Nutrients. 2020 Aug 7;12(8):E2367. doi: 10.3390/nu12082367.
Coarse cereal intake has been reported to be associated with reduced risk of colorectal cancer. However, evidence from intervention studies is absent and the molecular basis of this phenomenon remains largely unexplored. This study sought to investigate the effects of foxtail millet and rice, two common staple grains in Asia, on the progression of colitis-associated colorectal cancer (CAC) and define the mechanism involved. In total, 40 BALB/c mice were randomized into four groups. The Normal
and azoxymethane/dextran sodium sulfate (AOM/DSS) groups were supplied with an AIN-93G diet, while the millet- and rice-treated groups were supplied with a modified AIN-93G diet.
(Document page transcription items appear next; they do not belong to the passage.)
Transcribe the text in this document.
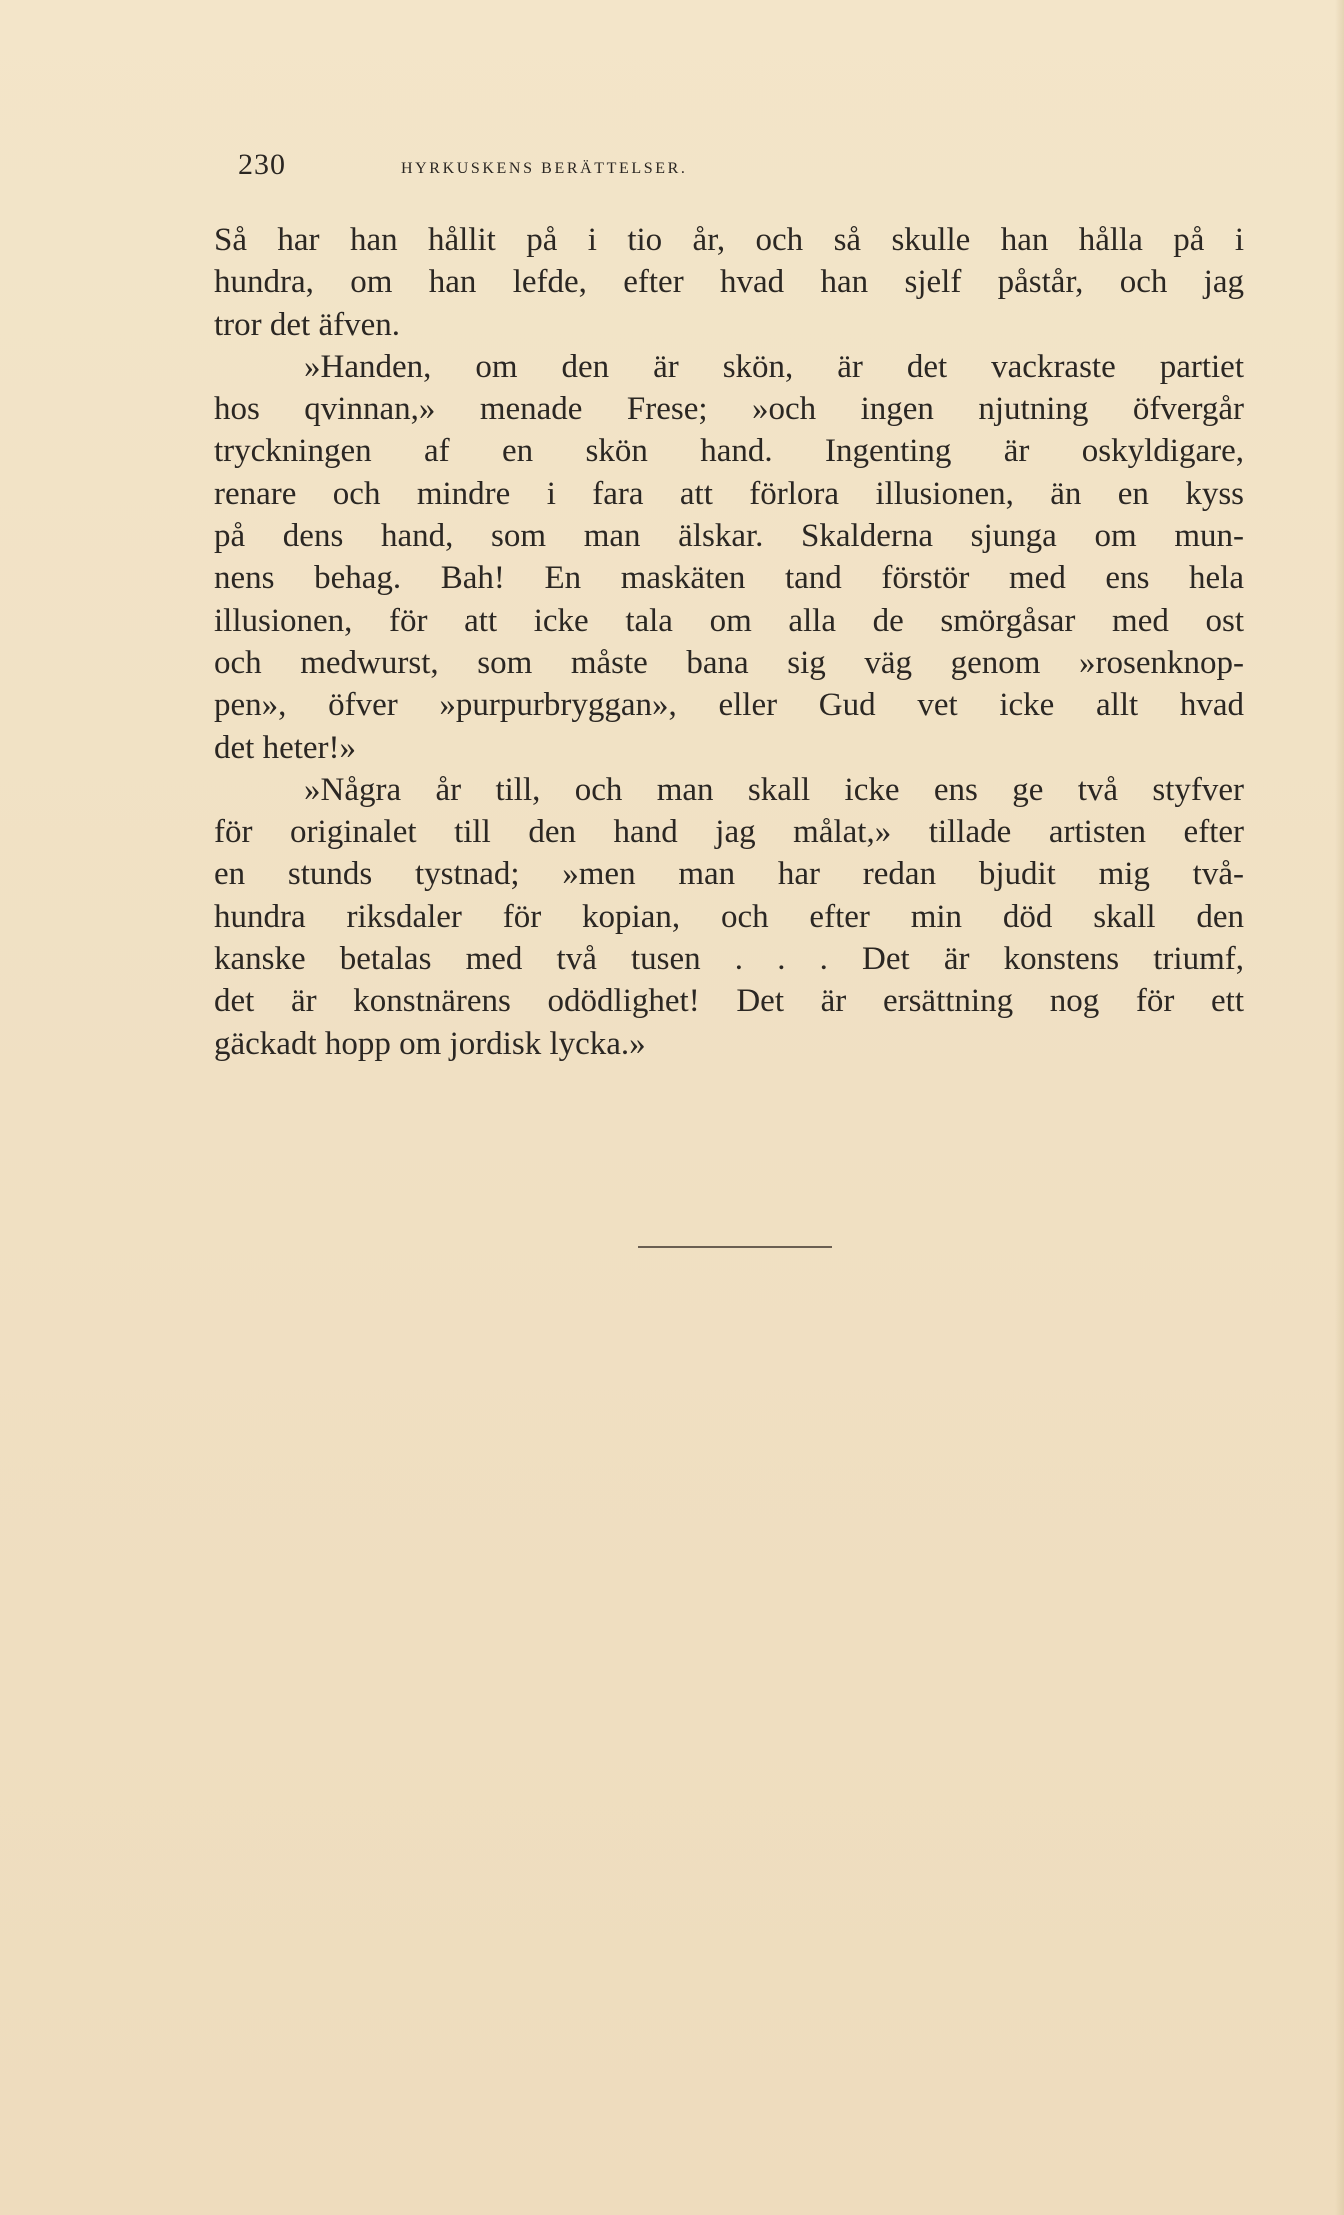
230	HYRKUSKENS BERÄTTELSER.
Så har han hållit på i tio år, och så skulle han hålla på i
hundra, om han lefde, efter hvad han sjelf påstår, och jag
tror det äfven.
»Handen, om den är skön, är det vackraste partiet
hos qvinnan,» menade Frese; »och ingen njutning öfvergår
tryckningen af en skön hand. Ingenting är oskyldigare,
renare och mindre i fara att förlora illusionen, än en kyss
på dens hand, som man älskar. Skalderna sjunga om mun-
nens behag. Bah! En maskäten tand förstör med ens hela
illusionen, för att icke tala om alla de smörgåsar med ost
och medwurst, som måste bana sig väg genom »rosenknop-
pen», öfver »purpurbryggan», eller Gud vet icke allt hvad
det heter!»
»Några år till, och man skall icke ens ge två styfver
för originalet till den hand jag målat,» tillade artisten efter
en stunds tystnad; »men man har redan bjudit mig två-
hundra riksdaler för kopian, och efter min död skall den
kanske betalas med två tusen . . . Det är konstens triumf,
det är konstnärens odödlighet! Det är ersättning nog för ett
gäckadt hopp om jordisk lycka.»
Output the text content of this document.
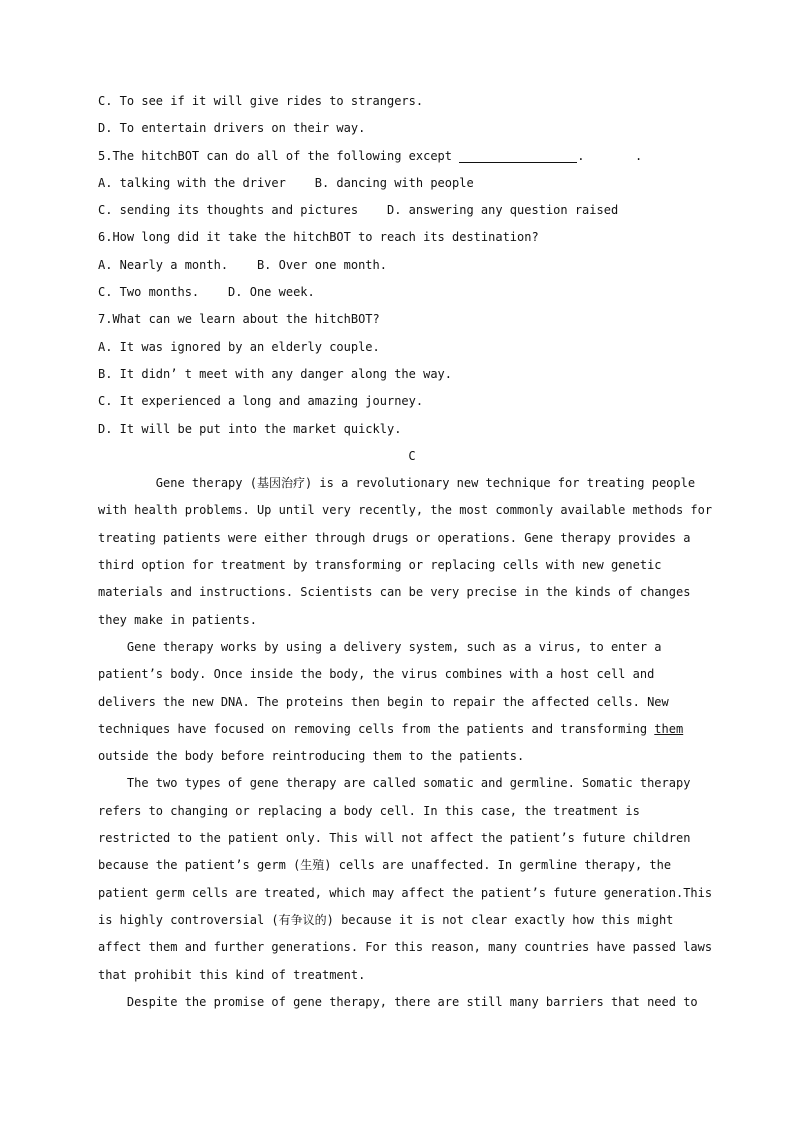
C. To see if it will give rides to strangers.
D. To entertain drivers on their way.
5.The hitchBOT can do all of the following except	.       .
A. talking with the driver    B. dancing with people
C. sending its thoughts and pictures    D. answering any question raised
6.How long did it take the hitchBOT to reach its destination?
A. Nearly a month.    B. Over one month.
C. Two months.    D. One week.
7.What can we learn about the hitchBOT?
A. It was ignored by an elderly couple.
B. It didn’ t meet with any danger along the way.
C. It experienced a long and amazing journey.
D. It will be put into the market quickly.
C
Gene therapy (基因治疗) is a revolutionary new technique for treating people
with health problems. Up until very recently, the most commonly available methods for
treating patients were either through drugs or operations. Gene therapy provides a
third option for treatment by transforming or replacing cells with new genetic
materials and instructions. Scientists can be very precise in the kinds of changes
they make in patients.
Gene therapy works by using a delivery system, such as a virus, to enter a
patient’s body. Once inside the body, the virus combines with a host cell and
delivers the new DNA. The proteins then begin to repair the affected cells. New
techniques have focused on removing cells from the patients and transforming them
outside the body before reintroducing them to the patients.
The two types of gene therapy are called somatic and germline. Somatic therapy
refers to changing or replacing a body cell. In this case, the treatment is
restricted to the patient only. This will not affect the patient’s future children
because the patient’s germ (生殖) cells are unaffected. In germline therapy, the
patient germ cells are treated, which may affect the patient’s future generation.This
is highly controversial (有争议的) because it is not clear exactly how this might
affect them and further generations. For this reason, many countries have passed laws
that prohibit this kind of treatment.
Despite the promise of gene therapy, there are still many barriers that need to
Compared to the AOM/DSS-induced CAC mice supplemented with rice, an increased survival rate, suppressed tumor burden, and reduced disease activity index were observed in the millet-treated group. The levels of IL-6 and IL-17 were decreased in the millet-treated group compared to both the AOM/DSS and AOM/DSS + rice groups. Millet treatment inhibited the phosphorylation of STAT3 and the related signaling proteins involved in cell proliferation, survival and angiogenesis. These beneficial effects were mediated by the activation of gut receptors AHR and GPCRs via the microbial metabolites (indole derivates and short-chain fatty acids) of foxtail millet. Moreover, millet-treatment increased the abundance of Bifidobacterium and Bacteroidales_S24-7 compared to the rice-treated mice. This study could help researchers to develop better dietary patterns that work against inflammatory bowel disease (IBD) and for CAC patients.